More students, more problems
Each year, the University continues to admit a record number of students. More tuition is undoubtedly an asset to the University, but when the University's current facilities are inadequate to meet even the most basic student demands, it would seem in bad policy to admit an increasing number of students each year.
The University is bursting at the seams and the administration has shoved student needs under the carpet while it continues to collect checks.
Currently, the overload of students on campus is a detriment to the health and wellbeing of the student body as a whole, and the University seems to be unable to provide equal respect and treatment for all parties. Classes are more crowded than they have ever been, lab sections are full to the point of being dangerous, current students are unable to enroll in the core classes they need because more spots than ever are reserved for freshmen, the Health Center is unable to provide enough appointments and students are living in forced triples.
The most immediate and effective solution is to cap the sizes of incoming classes. In order to function efficiently and effectively, the University is going to have to turn away some individuals in the interest of the entire student body.
Health Center needs more funds
If the University is going to continue to expand at its current rate, it's time the University started paying attention to the understaffed Health Center and supply it with the funds it needs and deserves.
The Health Center concerns one of the most important aspects of student life. For many students, the Health Center is their primary health care provider. However, it is struggling to fill the needs of University students. Students should not be turned away and forced to go to the hospital or another expensive clinic - which many students cannot afford - because the Health Center does not have enough staff.
If the University cannot provide sufficient funds to hire more Health Center staff, why was the Health Center not included as part of the RISE Campaign?

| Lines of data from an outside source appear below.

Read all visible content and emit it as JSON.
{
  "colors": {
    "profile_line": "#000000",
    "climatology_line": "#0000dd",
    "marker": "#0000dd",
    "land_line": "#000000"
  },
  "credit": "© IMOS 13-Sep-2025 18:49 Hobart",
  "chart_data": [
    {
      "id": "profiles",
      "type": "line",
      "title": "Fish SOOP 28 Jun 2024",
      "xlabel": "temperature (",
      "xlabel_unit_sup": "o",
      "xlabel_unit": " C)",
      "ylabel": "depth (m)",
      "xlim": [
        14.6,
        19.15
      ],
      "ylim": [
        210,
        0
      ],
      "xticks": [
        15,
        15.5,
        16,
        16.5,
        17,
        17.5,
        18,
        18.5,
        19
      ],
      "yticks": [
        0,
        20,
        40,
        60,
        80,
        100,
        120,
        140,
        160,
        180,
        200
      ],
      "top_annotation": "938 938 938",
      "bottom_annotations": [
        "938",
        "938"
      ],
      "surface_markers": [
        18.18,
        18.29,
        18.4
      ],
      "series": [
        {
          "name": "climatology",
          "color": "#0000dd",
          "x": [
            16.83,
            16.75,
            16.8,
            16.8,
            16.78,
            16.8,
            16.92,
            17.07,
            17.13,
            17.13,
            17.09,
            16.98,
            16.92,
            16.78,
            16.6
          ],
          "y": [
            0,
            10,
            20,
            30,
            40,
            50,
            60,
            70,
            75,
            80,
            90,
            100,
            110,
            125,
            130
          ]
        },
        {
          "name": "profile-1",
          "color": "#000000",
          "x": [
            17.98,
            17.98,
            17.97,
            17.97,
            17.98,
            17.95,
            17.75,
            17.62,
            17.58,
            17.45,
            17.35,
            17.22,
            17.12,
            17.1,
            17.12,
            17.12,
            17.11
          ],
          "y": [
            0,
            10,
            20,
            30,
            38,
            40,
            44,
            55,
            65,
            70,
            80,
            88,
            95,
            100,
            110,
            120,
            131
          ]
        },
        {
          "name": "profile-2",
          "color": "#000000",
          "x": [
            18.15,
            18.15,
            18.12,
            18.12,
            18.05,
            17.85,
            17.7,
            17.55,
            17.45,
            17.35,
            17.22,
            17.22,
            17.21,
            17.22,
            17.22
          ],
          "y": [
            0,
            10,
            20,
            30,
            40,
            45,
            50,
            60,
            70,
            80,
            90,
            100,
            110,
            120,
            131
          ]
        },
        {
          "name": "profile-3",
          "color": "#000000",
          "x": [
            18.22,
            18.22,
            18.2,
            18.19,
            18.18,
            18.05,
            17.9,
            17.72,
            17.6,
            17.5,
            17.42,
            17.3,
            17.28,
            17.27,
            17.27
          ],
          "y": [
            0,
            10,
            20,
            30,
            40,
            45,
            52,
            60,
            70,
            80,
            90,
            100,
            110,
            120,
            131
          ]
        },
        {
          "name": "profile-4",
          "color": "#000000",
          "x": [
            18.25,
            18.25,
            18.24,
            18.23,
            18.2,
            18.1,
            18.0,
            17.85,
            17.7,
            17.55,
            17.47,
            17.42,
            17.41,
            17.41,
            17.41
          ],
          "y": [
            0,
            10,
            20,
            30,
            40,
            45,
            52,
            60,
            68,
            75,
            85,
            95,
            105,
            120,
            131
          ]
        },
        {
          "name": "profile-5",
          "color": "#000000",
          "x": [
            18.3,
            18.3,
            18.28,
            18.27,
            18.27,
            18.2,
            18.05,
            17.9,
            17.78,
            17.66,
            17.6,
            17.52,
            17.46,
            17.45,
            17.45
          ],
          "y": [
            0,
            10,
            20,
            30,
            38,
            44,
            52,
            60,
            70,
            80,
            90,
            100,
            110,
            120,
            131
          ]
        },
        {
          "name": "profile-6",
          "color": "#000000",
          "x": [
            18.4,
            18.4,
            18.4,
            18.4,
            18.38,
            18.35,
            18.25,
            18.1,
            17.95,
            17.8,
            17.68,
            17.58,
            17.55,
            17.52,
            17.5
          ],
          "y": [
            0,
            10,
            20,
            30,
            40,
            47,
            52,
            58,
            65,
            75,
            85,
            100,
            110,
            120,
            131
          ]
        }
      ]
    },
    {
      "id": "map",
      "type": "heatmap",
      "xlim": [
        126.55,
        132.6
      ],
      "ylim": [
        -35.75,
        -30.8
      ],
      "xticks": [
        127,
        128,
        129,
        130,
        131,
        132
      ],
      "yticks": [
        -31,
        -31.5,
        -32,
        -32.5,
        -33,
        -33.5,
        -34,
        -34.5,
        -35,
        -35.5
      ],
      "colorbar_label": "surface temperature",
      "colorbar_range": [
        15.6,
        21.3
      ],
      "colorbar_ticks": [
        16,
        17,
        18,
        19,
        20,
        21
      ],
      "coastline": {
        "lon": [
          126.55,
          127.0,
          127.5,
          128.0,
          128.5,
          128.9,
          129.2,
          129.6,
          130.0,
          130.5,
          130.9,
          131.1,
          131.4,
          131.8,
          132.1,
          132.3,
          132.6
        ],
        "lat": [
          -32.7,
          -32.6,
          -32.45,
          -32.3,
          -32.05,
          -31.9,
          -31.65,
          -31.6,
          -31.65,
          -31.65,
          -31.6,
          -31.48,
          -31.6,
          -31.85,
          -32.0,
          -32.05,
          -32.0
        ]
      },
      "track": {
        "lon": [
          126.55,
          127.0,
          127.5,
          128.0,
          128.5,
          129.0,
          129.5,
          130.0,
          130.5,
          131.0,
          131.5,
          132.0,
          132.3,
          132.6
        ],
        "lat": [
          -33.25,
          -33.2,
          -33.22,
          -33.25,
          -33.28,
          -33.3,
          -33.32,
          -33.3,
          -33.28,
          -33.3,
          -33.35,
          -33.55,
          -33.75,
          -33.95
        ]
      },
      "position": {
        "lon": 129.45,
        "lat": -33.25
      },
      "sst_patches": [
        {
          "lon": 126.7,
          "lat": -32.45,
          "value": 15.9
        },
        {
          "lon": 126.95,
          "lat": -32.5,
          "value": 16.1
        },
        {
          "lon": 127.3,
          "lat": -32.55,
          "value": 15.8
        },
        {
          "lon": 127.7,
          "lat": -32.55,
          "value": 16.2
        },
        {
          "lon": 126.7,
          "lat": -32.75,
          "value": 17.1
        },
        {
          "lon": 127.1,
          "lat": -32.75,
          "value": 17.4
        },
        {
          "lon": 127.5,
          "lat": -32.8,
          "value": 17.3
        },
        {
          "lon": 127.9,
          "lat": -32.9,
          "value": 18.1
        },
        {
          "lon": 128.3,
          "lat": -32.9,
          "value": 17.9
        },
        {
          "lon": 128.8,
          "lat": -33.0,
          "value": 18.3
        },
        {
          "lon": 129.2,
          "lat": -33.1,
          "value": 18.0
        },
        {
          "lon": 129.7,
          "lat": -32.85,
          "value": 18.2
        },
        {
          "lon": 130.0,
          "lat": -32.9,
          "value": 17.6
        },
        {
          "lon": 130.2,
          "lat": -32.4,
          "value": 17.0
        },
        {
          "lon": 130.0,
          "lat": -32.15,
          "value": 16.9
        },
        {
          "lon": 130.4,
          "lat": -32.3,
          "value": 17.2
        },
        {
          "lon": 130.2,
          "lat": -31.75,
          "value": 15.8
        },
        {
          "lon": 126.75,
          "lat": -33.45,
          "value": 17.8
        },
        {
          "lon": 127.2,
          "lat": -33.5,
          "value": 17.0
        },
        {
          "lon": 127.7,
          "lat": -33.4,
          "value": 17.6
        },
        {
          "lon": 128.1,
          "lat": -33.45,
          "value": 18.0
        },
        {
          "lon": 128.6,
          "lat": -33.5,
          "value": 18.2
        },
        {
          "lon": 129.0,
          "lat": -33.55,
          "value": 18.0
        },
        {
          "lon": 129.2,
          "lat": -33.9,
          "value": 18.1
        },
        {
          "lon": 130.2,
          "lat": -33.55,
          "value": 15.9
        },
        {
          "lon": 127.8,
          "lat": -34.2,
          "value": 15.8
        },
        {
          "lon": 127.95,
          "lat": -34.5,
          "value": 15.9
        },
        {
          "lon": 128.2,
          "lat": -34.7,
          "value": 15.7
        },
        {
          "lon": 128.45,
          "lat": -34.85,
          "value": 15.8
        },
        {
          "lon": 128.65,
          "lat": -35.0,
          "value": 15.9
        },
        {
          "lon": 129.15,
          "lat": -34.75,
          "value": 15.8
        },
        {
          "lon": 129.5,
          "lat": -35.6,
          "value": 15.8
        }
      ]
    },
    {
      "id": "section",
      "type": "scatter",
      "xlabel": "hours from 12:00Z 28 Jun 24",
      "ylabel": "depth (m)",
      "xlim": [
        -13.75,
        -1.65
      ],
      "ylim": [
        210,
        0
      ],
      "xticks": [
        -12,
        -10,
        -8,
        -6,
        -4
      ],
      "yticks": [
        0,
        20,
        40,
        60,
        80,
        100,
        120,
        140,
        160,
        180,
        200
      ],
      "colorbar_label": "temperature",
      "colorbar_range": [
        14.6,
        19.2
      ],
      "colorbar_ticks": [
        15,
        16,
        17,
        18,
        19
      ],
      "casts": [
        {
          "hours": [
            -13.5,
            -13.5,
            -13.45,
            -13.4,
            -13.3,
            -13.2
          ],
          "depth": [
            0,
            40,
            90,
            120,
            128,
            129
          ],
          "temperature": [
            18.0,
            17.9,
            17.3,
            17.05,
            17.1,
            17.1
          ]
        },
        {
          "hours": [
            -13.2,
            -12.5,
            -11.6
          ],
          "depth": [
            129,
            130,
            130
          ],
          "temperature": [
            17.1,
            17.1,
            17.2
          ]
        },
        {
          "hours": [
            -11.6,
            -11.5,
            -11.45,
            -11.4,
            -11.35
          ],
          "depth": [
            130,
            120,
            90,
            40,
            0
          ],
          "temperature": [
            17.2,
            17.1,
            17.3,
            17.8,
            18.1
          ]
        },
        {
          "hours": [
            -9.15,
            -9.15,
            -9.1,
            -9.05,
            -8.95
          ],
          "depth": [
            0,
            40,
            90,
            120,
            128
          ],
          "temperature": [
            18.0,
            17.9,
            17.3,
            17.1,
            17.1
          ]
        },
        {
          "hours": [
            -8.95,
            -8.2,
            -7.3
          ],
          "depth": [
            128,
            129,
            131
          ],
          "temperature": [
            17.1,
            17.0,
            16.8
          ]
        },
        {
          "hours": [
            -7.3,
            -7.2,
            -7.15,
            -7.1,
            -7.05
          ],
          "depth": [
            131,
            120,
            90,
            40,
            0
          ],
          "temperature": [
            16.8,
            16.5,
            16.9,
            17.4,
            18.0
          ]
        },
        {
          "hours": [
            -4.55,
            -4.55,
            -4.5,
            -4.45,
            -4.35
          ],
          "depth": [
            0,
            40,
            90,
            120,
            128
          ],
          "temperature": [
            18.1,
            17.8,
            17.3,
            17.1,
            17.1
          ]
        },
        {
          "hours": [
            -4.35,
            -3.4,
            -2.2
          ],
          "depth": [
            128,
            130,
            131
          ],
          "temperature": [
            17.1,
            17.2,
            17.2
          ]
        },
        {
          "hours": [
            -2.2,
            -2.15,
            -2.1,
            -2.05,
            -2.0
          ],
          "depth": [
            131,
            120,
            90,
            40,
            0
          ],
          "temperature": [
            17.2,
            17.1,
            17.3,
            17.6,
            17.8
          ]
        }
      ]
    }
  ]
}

The current Health Center staff does an excellent job even though they are overworked and understaffed. It's time the administration gave them a helping hand.
College of Arts and Sciences needs to better prepare students
Career Services may be the Pamplin School of Business's best friend. Not only do business students take advantage of the services offered, they are often required to visit Career Services for resume and cover letter assistance. Business students are also required to complete an internship between their junior and senior years.

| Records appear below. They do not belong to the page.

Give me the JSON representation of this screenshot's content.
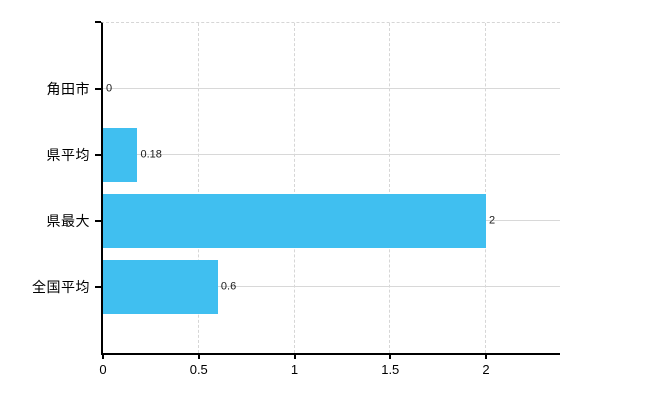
{
  "chart_data": {
    "type": "bar",
    "orientation": "horizontal",
    "categories": [
      "角田市",
      "県平均",
      "県最大",
      "全国平均"
    ],
    "values": [
      0,
      0.18,
      2,
      0.6
    ],
    "value_labels": [
      "0",
      "0.18",
      "2",
      "0.6"
    ],
    "x_ticks": [
      0,
      0.5,
      1,
      1.5,
      2
    ],
    "x_tick_labels": [
      "0",
      "0.5",
      "1",
      "1.5",
      "2"
    ],
    "xlim": [
      0,
      2.4
    ],
    "grid": true,
    "legend_position": "none",
    "colors": {
      "bar": "#40BFF0",
      "gridline": "#D8D8D8",
      "gridline_dashed": "#D6D6D6",
      "axis": "#000000",
      "text": "#000000",
      "value_text": "#1A1A1A",
      "background": "#FFFFFF"
    }
  }
}
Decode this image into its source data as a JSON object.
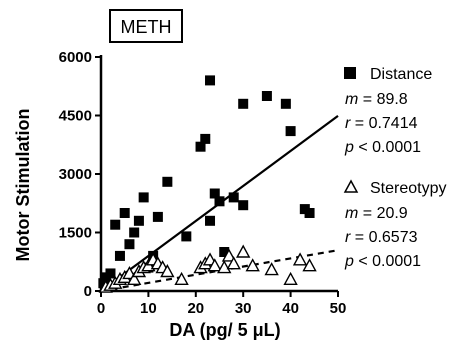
{
  "chart_data": {
    "type": "scatter",
    "tag": "METH",
    "xlabel": "DA (pg/ 5 μL)",
    "ylabel": "Motor Stimulation",
    "xlim": [
      0,
      50
    ],
    "ylim": [
      0,
      6000
    ],
    "x_ticks": [
      0,
      10,
      20,
      30,
      40,
      50
    ],
    "y_ticks": [
      0,
      1500,
      3000,
      4500,
      6000
    ],
    "x_tick_labels": [
      "0",
      "10",
      "20",
      "30",
      "40",
      "50"
    ],
    "y_tick_labels": [
      "0",
      "1500",
      "3000",
      "4500",
      "6000"
    ],
    "series": [
      {
        "name": "Distance",
        "marker": "filled-square",
        "color": "#000000",
        "fit": {
          "slope": 89.8,
          "line_style": "solid",
          "x_range": [
            0,
            50
          ]
        },
        "stats": {
          "m_label": "m",
          "m_value": " = 89.8",
          "r_label": "r",
          "r_value": " = 0.7414",
          "p_label": "p",
          "p_value": " < 0.0001"
        },
        "points": [
          [
            0.5,
            200
          ],
          [
            1,
            350
          ],
          [
            2,
            450
          ],
          [
            3,
            1700
          ],
          [
            4,
            900
          ],
          [
            5,
            2000
          ],
          [
            6,
            1200
          ],
          [
            7,
            1500
          ],
          [
            8,
            1800
          ],
          [
            9,
            2400
          ],
          [
            10,
            600
          ],
          [
            11,
            900
          ],
          [
            12,
            1900
          ],
          [
            14,
            2800
          ],
          [
            18,
            1400
          ],
          [
            21,
            3700
          ],
          [
            22,
            3900
          ],
          [
            23,
            5400
          ],
          [
            24,
            2500
          ],
          [
            25,
            2300
          ],
          [
            26,
            1000
          ],
          [
            28,
            2400
          ],
          [
            30,
            4800
          ],
          [
            30,
            2200
          ],
          [
            35,
            5000
          ],
          [
            39,
            4800
          ],
          [
            40,
            4100
          ],
          [
            43,
            2100
          ],
          [
            44,
            2000
          ],
          [
            23,
            1800
          ]
        ]
      },
      {
        "name": "Stereotypy",
        "marker": "open-triangle",
        "color": "#000000",
        "fit": {
          "slope": 20.9,
          "line_style": "dashed",
          "x_range": [
            0,
            50
          ]
        },
        "stats": {
          "m_label": "m",
          "m_value": " = 20.9",
          "r_label": "r",
          "r_value": " = 0.6573",
          "p_label": "p",
          "p_value": " < 0.0001"
        },
        "points": [
          [
            1,
            100
          ],
          [
            2,
            150
          ],
          [
            3,
            200
          ],
          [
            4,
            300
          ],
          [
            5,
            350
          ],
          [
            6,
            450
          ],
          [
            7,
            300
          ],
          [
            8,
            500
          ],
          [
            9,
            600
          ],
          [
            10,
            650
          ],
          [
            11,
            800
          ],
          [
            12,
            700
          ],
          [
            13,
            600
          ],
          [
            14,
            500
          ],
          [
            17,
            300
          ],
          [
            21,
            600
          ],
          [
            22,
            700
          ],
          [
            23,
            800
          ],
          [
            24,
            650
          ],
          [
            26,
            600
          ],
          [
            27,
            900
          ],
          [
            28,
            700
          ],
          [
            30,
            1000
          ],
          [
            32,
            650
          ],
          [
            36,
            550
          ],
          [
            40,
            300
          ],
          [
            42,
            800
          ],
          [
            44,
            650
          ]
        ]
      }
    ]
  }
}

Students in the business school are prepared for the world after graduation because the school requires them to be, but many College of Arts and Science students are not offered support outside of Career Services.
It's time the College of Arts and Sciences stepped up its game.

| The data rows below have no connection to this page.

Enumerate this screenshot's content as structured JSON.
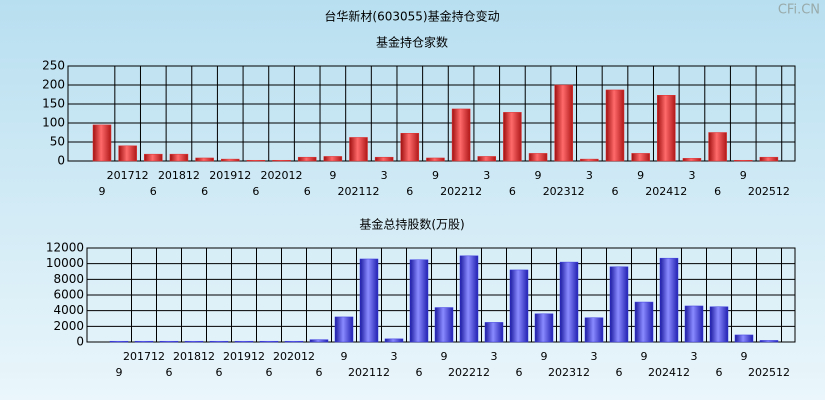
{
  "title": "台华新材(603055)基金持仓变动",
  "watermark": "CFi.CN",
  "chart_data": [
    {
      "type": "bar",
      "title": "基金持仓家数",
      "color": "#e03030",
      "categories": [
        "9",
        "201712",
        "6",
        "201812",
        "6",
        "201912",
        "6",
        "202012",
        "6",
        "9",
        "202112",
        "3",
        "6",
        "9",
        "202212",
        "3",
        "6",
        "9",
        "202312",
        "3",
        "6",
        "9",
        "202412",
        "3",
        "6",
        "9",
        "202512"
      ],
      "values": [
        95,
        40,
        18,
        18,
        8,
        5,
        2,
        2,
        10,
        12,
        62,
        10,
        73,
        8,
        137,
        12,
        128,
        20,
        200,
        5,
        187,
        20,
        173,
        7,
        75,
        2,
        10
      ],
      "ylim": [
        0,
        250
      ],
      "yticks": [
        0,
        50,
        100,
        150,
        200,
        250
      ],
      "grid": true
    },
    {
      "type": "bar",
      "title": "基金总持股数(万股)",
      "color": "#3a3ae0",
      "categories": [
        "9",
        "201712",
        "6",
        "201812",
        "6",
        "201912",
        "6",
        "202012",
        "6",
        "9",
        "202112",
        "3",
        "6",
        "9",
        "202212",
        "3",
        "6",
        "9",
        "202312",
        "3",
        "6",
        "9",
        "202412",
        "3",
        "6",
        "9",
        "202512"
      ],
      "values": [
        100,
        100,
        100,
        100,
        100,
        100,
        100,
        100,
        300,
        3200,
        10600,
        400,
        10500,
        4400,
        11000,
        2500,
        9200,
        3600,
        10200,
        3100,
        9600,
        5100,
        10700,
        4600,
        4500,
        900,
        200
      ],
      "ylim": [
        0,
        12000
      ],
      "yticks": [
        0,
        2000,
        4000,
        6000,
        8000,
        10000,
        12000
      ],
      "grid": true
    }
  ]
}
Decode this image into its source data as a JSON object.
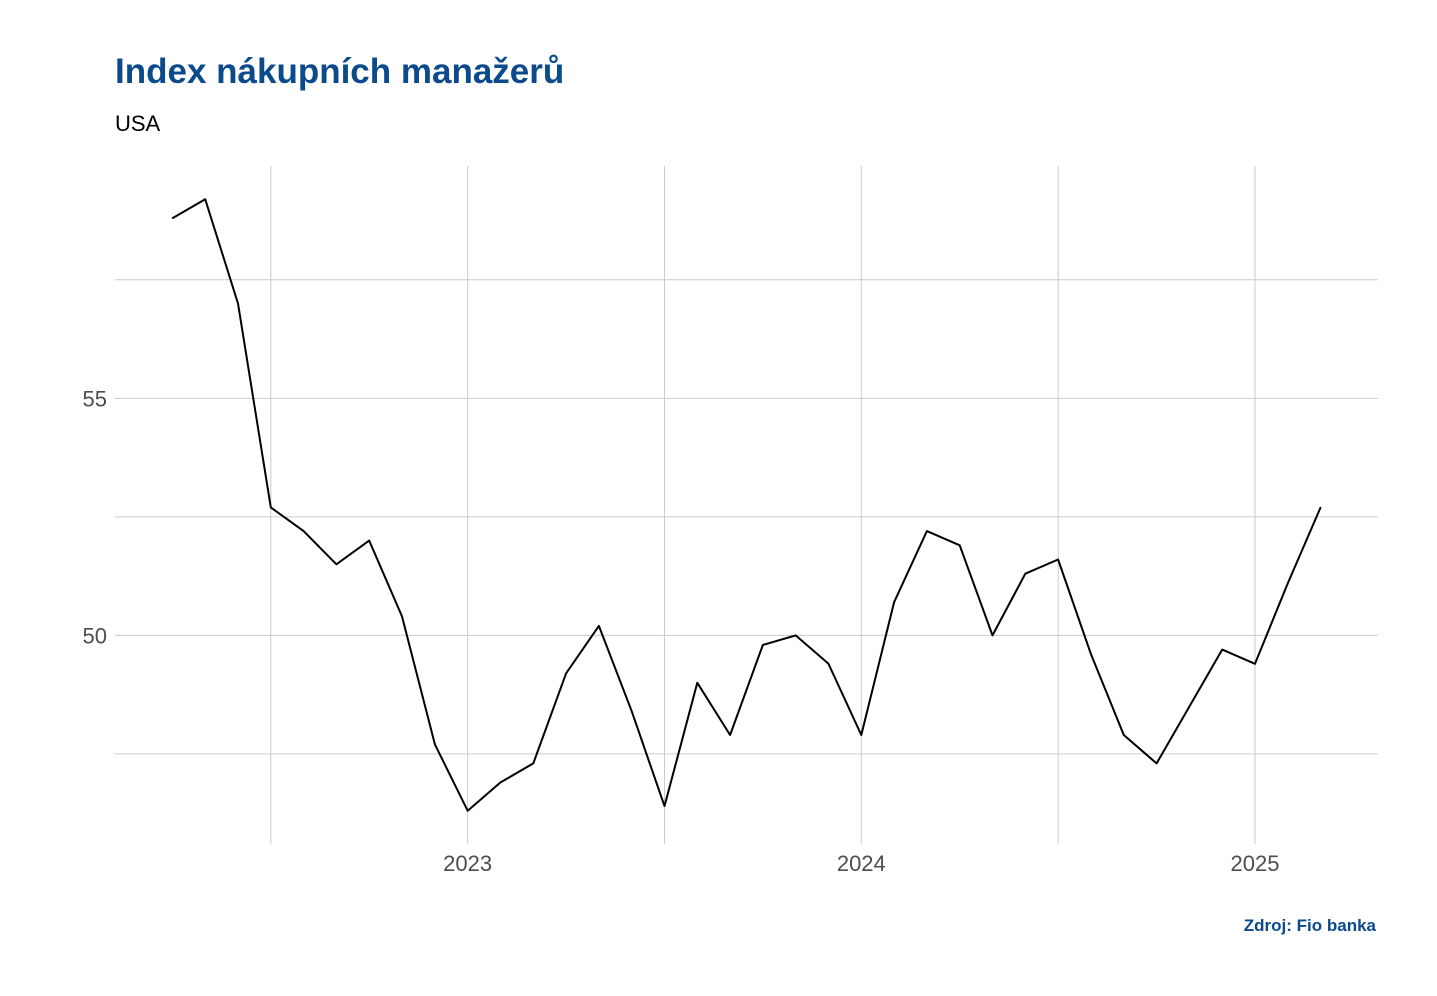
{
  "chart_data": {
    "type": "line",
    "title": "Index nákupních manažerů",
    "subtitle": "USA",
    "caption": "Zdroj: Fio banka",
    "xlabel": "",
    "ylabel": "",
    "x_tick_labels": [
      "2023",
      "2024",
      "2025"
    ],
    "y_tick_labels": [
      "50",
      "55"
    ],
    "grid": true,
    "series_color": "#000000",
    "grid_color": "#cccccc",
    "title_color": "#0b4a8b",
    "series": [
      {
        "x": [
          "2022-04",
          "2022-05",
          "2022-06",
          "2022-07",
          "2022-08",
          "2022-09",
          "2022-10",
          "2022-11",
          "2022-12",
          "2023-01",
          "2023-02",
          "2023-03",
          "2023-04",
          "2023-05",
          "2023-06",
          "2023-07",
          "2023-08",
          "2023-09",
          "2023-10",
          "2023-11",
          "2023-12",
          "2024-01",
          "2024-02",
          "2024-03",
          "2024-04",
          "2024-05",
          "2024-06",
          "2024-07",
          "2024-08",
          "2024-09",
          "2024-10",
          "2024-11",
          "2024-12",
          "2025-01",
          "2025-02",
          "2025-03"
        ],
        "values": [
          58.8,
          59.2,
          57.0,
          52.7,
          52.2,
          51.5,
          52.0,
          50.4,
          47.7,
          46.3,
          46.9,
          47.3,
          49.2,
          50.2,
          48.4,
          46.4,
          49.0,
          47.9,
          49.8,
          50.0,
          49.4,
          47.9,
          50.7,
          52.2,
          51.9,
          50.0,
          51.3,
          51.6,
          49.6,
          47.9,
          47.3,
          48.5,
          49.7,
          49.4,
          51.1,
          52.7
        ]
      }
    ],
    "ylim": [
      45.6,
      59.9
    ]
  }
}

The College of Arts and Sciences could, for example, work more closely with Career Services to prepare interview questions geared towards specific professions. The school could also require a 1-credit class for all juniors, in which they learn how to write a resume, cover letter and learn how to answer basic interview questions, as well as receive help finding and applying to internships.
We will all end up in the real world eventually, and we will all need to be prepared.
Hall receptionist funds could be used elsewhere
With the University having to cut nearly $600,000 worth of student worker jobs, the hall receptionist positions should be some of the first to be cut.
Though hall receptionists help Holy Cross meet its mission of being hospitable, the funds paying students to essentially do their homework could be used elsewhere.
The Office of Residence Life could retain hall receptionists during the peak hours of the day, so there is still someone at the door to greet people entering the residence halls during high traffic times. At times that are less busy, students can swipe their identification cards to get into the residence halls. This solution will save money and still allow for students and guests to be greeted when residence halls are busiest.
Give us a student center we can be proud of
If you've ever seen prospective students touring the University, you'll notice they never actually enter St. Mary's Student Center. Probably because the University actually wants students to come here. Because the University is here to serve its students, who pay a hefty tuition, students should have a student center that is inviting and that they want to spend time in.
The walls of St. Mary's shake as even the tiniest person walks across the building. The windows are in desperate need of repair; the fireplace is out of commission, there is usually something wrong with the bathrooms and the ceiling leaks.
As a small university, we are a community. Having a space to make connections outside of the classroom is a very important part of this. As students continue in their desired majors, it gets less likely that they will come into contact with students in other majors. Having a student center that all students can be proud of would unite students, increase friendships and acquaintances and foster a community that is close knit.
Why was the student center also overlooked in the RISE Campaign?
Though a library and recreational center should be the University's priority, so too should the student center. In future years, the University should make a new or renovated student center a priority.
Bottom line: This University should be a place that not only the administration can be proud of, but a place that students are proud to call home.